Aude Seigne a publié Chroniques de l’Occident nomade aux éditions Paulette en 2011, qui lui a valu le prix Nicolas Bouvier au festival Etonnants Voyageurs de Saint-Malo. La même année, le livre est réédité aux éditions Zoé. Elle reçoit en 2012 une bourse culturelle de la Fondation Leenaards, qui lui permet d »écrire son deuxième livre, Les Neiges de Damas, paru en 2015, également aux éditions Zoé.
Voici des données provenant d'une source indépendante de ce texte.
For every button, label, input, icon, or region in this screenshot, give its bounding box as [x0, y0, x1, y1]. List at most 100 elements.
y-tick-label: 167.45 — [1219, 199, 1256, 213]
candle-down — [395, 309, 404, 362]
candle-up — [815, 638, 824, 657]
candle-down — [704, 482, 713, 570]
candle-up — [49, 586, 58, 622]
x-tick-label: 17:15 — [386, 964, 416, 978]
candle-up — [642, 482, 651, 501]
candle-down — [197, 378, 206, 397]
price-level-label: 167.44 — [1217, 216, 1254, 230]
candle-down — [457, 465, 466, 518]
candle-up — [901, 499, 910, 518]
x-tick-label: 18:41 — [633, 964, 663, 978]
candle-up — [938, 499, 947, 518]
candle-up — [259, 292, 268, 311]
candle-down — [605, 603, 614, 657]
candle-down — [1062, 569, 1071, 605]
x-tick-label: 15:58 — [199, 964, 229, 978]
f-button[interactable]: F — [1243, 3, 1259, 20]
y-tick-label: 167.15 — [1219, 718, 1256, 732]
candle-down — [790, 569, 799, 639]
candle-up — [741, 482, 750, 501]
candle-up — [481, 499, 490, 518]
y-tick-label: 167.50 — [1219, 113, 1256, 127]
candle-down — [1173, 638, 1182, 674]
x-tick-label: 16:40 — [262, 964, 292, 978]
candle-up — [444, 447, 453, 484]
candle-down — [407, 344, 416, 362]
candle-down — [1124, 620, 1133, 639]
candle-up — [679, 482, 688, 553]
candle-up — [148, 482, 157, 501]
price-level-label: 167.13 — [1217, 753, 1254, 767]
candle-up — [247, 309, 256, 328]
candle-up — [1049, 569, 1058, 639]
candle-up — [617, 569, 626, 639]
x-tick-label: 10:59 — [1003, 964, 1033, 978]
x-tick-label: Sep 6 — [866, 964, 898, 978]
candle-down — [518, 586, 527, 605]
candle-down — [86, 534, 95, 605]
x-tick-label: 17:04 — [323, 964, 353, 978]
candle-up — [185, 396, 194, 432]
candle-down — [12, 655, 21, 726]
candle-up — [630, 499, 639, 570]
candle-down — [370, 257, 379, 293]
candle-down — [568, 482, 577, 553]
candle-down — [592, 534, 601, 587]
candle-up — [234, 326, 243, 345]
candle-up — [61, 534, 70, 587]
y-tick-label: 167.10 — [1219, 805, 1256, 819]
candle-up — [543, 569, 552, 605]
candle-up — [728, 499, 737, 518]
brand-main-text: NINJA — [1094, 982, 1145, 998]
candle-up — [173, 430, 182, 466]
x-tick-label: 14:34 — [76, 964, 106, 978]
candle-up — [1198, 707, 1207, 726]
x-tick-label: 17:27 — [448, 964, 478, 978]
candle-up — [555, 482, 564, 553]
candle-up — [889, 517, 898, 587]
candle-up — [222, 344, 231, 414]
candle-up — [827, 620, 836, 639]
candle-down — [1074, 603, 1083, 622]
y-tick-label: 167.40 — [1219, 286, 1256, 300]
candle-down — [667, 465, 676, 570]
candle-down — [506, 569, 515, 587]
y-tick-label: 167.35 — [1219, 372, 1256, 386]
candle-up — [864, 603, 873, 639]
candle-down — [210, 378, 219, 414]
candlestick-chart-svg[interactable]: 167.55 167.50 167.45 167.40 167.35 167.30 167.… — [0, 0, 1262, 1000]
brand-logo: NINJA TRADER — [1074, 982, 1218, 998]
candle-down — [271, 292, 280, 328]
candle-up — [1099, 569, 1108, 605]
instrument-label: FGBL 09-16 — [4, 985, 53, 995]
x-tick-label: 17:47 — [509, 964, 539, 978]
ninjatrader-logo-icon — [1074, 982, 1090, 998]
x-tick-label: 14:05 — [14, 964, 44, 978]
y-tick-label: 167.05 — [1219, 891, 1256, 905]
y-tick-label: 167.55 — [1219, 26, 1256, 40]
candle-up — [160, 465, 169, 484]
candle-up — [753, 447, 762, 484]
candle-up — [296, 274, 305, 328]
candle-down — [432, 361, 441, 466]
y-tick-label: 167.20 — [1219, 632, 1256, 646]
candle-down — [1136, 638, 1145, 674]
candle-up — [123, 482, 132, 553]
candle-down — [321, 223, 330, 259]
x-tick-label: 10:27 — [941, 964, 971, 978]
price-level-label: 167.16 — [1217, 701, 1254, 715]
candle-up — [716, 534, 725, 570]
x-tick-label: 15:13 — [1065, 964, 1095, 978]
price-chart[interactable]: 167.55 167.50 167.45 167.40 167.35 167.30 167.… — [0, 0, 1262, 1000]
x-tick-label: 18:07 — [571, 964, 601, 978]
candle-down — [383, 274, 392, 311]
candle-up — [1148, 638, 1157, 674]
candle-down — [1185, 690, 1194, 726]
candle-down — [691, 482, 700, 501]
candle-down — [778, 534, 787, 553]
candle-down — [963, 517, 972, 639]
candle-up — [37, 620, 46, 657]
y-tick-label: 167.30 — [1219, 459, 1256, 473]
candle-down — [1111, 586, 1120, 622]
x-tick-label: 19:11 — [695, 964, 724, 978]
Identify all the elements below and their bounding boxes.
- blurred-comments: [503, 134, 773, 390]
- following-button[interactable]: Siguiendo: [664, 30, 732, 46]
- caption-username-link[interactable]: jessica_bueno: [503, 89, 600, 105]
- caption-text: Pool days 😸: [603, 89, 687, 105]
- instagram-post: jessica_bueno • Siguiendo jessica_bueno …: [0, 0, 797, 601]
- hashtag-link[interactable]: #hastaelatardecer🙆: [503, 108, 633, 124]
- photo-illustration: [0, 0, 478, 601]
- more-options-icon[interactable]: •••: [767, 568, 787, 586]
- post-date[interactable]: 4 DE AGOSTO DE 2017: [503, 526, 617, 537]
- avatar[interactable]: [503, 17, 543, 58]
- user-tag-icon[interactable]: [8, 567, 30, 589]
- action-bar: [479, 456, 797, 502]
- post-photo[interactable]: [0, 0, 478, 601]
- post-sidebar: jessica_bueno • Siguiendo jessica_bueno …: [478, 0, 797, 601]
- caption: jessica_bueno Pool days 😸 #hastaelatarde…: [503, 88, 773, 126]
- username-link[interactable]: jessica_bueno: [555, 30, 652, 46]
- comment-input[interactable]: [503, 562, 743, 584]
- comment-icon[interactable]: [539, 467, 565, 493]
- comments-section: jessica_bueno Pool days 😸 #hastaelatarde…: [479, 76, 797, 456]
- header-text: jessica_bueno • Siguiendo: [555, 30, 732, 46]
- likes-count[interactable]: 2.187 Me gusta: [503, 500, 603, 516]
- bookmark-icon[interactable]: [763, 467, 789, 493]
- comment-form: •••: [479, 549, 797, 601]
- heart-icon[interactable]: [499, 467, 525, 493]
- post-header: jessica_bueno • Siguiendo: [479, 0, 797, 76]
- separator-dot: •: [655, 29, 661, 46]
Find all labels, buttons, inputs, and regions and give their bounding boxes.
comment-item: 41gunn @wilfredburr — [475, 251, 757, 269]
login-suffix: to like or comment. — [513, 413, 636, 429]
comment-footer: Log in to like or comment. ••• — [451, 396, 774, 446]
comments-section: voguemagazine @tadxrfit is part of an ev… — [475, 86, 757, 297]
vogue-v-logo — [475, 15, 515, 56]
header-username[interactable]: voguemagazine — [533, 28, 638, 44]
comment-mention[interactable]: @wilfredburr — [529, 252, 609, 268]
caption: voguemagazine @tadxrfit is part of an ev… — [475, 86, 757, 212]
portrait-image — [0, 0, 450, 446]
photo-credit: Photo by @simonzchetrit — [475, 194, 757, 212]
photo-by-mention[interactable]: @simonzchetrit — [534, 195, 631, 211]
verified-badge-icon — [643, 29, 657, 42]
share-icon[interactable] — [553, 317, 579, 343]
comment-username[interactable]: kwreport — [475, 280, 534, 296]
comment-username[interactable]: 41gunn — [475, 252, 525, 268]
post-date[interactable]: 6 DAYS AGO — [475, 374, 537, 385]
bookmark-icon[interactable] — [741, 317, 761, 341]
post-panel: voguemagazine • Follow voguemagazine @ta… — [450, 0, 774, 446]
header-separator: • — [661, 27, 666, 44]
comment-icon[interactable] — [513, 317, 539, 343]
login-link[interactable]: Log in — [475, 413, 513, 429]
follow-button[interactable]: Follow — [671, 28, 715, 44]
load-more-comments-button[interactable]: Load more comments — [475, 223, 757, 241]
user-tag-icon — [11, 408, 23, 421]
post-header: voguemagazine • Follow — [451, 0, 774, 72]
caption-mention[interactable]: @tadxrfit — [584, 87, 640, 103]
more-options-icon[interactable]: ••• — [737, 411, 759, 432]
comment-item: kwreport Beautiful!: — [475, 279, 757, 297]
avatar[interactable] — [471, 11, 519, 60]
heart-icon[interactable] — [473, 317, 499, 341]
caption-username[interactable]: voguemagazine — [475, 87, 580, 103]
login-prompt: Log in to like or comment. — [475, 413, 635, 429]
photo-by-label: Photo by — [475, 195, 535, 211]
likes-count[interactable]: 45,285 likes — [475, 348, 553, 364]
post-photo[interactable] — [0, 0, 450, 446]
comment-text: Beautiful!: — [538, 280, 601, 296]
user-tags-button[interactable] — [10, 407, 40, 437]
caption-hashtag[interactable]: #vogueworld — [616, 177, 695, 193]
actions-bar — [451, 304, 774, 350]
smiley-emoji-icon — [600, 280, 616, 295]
Sinon, Aude Seigne ne sait pas dire quand les choses commencent ou finissent.

Elle dit qu’elle a commencé à écrire à 10 ans, parce qu’elle avait demandé une machine à écrire pour officialiser la chose. Mais l’histoire des animaux qui se promenaient dans la forêt ne trouvait pas sa suite. Elle se dit s’être dit « je n’ai rien vécu, je n’ai que 10 ans, mais un jour j’aurai de la matière à écrire ». En vérité, elle voulait aussi être astronaute pour aller sur la lune, factrice comme celui qui apportait des Sugus, aventurière comme Indiana Jones, maîtresse d’école comme la maîtresse, et pharmacienne parce que ça sentait bon.

Elle dit que la passion du voyage est née à 15 ans en Grèce, parce qu’avant ça il y avait eu quatre années de noirceur, tache d’encre dont elle ne parle pas et qui se ramifie un peu toujours jusqu’au présent. En vérité ce n’était pas son premier voyage, même pas son premier voyage en Grèce, elle n’était certainement pas seule, et rien ne sauve complètement d’une tache d’encre.

Elle dit que tout a changé à 23 ans, au retour d’un voyage à Damas, que s’est terminée l’insouciance et avec elle le bonheur exponentiel qu’elle avait mis en place depuis ses 15 ans. En réalité, les deux extrêmes ont toujours été là, elle navigue entre le très noir et le très bleu, qui lui fait souvent oublier le noir.

Elle place ainsi des jalons : 10 ans, 15 ans, 23 ans. En vérité ce ne sont pas les jalons qui ont construit ce qu’elle est, mais ce qu’elle est désormais qui choisit les jalons. Elle oublie souvent de mentionner qu’elle a été gymnaste à risques, tennis-girl stagnante, flûtiste  frustrée, brasseuse de potion magique valaisanne, gameuse mystique, apprentie mannequin, athlète asthmatique, chanteuse prêtresse, pianiste autodidacte, cycliste, yogini, cosmétologue, et que l’apparition d’internet à 13 ans l’a autant marquée que la lecture de Nicolas Bouvier à 18 ans.

NDLR : chaque auteur-e a signé son propre portrait.